Soy sindicalista, con perdón. Estoy afiliado a un sindicato, llegué a presentarme a unas elecciones sindicales y durante cuatro años formé parte de un comité de empresa. Más aún: estoy convencido de que si hoy trabajamos menos de 12 horas diarias, tenemos un mesecito de vacaciones (¡pagadas!) y cobramos algo de sueldo, por poco que sea, es gracias a los sindicatos. Me refiero, claro, a aquellos sindicatos: los que pelearon cuando la Revolución Industrial y descubrieron que se podía plantar cara a la voracidad empresarial con solidaridad, unión y un poco de fuerza.
Ocurre que estamos en el siglo XXI. Ocurre que andamos metidos en otra revolución y que ya no hay altos hornos ni siderúrgicas ni astilleros: ahora todo se ha vuelto incorpóreo y misterioso, fugaz y globalizado.
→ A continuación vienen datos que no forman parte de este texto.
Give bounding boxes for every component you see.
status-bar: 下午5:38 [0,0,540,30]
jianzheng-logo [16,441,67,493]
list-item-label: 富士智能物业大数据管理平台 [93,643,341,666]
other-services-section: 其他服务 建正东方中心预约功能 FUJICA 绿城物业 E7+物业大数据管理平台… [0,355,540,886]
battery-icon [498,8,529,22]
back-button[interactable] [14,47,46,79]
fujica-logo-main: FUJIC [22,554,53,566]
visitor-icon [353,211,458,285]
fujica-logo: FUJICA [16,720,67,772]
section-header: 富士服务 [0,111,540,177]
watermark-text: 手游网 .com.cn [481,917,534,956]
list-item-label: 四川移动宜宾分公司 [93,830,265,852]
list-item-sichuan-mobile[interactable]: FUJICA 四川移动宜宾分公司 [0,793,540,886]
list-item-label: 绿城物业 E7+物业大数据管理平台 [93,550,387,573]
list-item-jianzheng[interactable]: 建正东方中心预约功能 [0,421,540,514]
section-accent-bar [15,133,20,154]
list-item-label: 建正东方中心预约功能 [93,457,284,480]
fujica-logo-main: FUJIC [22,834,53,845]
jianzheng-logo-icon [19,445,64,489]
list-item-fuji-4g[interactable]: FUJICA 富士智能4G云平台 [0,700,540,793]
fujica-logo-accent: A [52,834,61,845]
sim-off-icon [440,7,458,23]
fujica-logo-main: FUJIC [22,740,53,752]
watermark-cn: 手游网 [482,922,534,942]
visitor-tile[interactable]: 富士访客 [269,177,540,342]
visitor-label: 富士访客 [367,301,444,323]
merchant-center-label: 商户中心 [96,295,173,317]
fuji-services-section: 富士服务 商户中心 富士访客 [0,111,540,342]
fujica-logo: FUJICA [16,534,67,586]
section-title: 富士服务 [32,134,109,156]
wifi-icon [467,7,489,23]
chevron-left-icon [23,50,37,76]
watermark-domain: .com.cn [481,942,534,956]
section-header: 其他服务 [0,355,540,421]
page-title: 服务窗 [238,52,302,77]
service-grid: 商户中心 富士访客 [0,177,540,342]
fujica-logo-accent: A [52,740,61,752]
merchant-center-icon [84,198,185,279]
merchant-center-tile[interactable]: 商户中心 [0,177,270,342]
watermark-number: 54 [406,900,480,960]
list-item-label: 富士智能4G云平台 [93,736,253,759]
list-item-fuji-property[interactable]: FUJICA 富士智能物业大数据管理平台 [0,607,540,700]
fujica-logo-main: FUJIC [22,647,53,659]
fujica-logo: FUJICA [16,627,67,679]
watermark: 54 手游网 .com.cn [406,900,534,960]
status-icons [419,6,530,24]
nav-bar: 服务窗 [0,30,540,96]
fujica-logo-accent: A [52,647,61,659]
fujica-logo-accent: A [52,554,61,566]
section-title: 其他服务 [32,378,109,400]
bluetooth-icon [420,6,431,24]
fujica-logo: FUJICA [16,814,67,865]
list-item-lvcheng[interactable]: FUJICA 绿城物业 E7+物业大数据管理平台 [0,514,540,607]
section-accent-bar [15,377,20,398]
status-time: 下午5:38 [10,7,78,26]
Y ocurre que, sin embargo, nuestros sindicatos siguen tan panchos, anclados en sus confortables retóricas decimonónicas.
No quiero hacer leña de unos árboles casi caídos. Al contrario. Deseo que tengan larga vida y vigilen ese futuro tan negro que se nos viene encima. Pero, para ello, deben cambiar y adaptarse a la nueva sociedad a la que sirven. ¿Cómo? Ay, si lo supiera. Al menos, sí creo que su reforma debería pasar por huir de las subvenciones, quitar todo ese indigno chanchullete de los cursos de formación, prescindir de la mayoría de los liberados, adelgazar y descentralizar las estructuras dirigentes. Y atreverse a vivir de las cuotas de sus afiliados, lo que les obligará a dejarse de rollos y trabajar más a pie de obra. Tal vez necesiten más técnicos (abogados, economistas) y menos sindicalistas de profesión.
Quizá así se den cuenta de lo que realmente pasa. Pero deben hacerlo pronto: los necesitamos.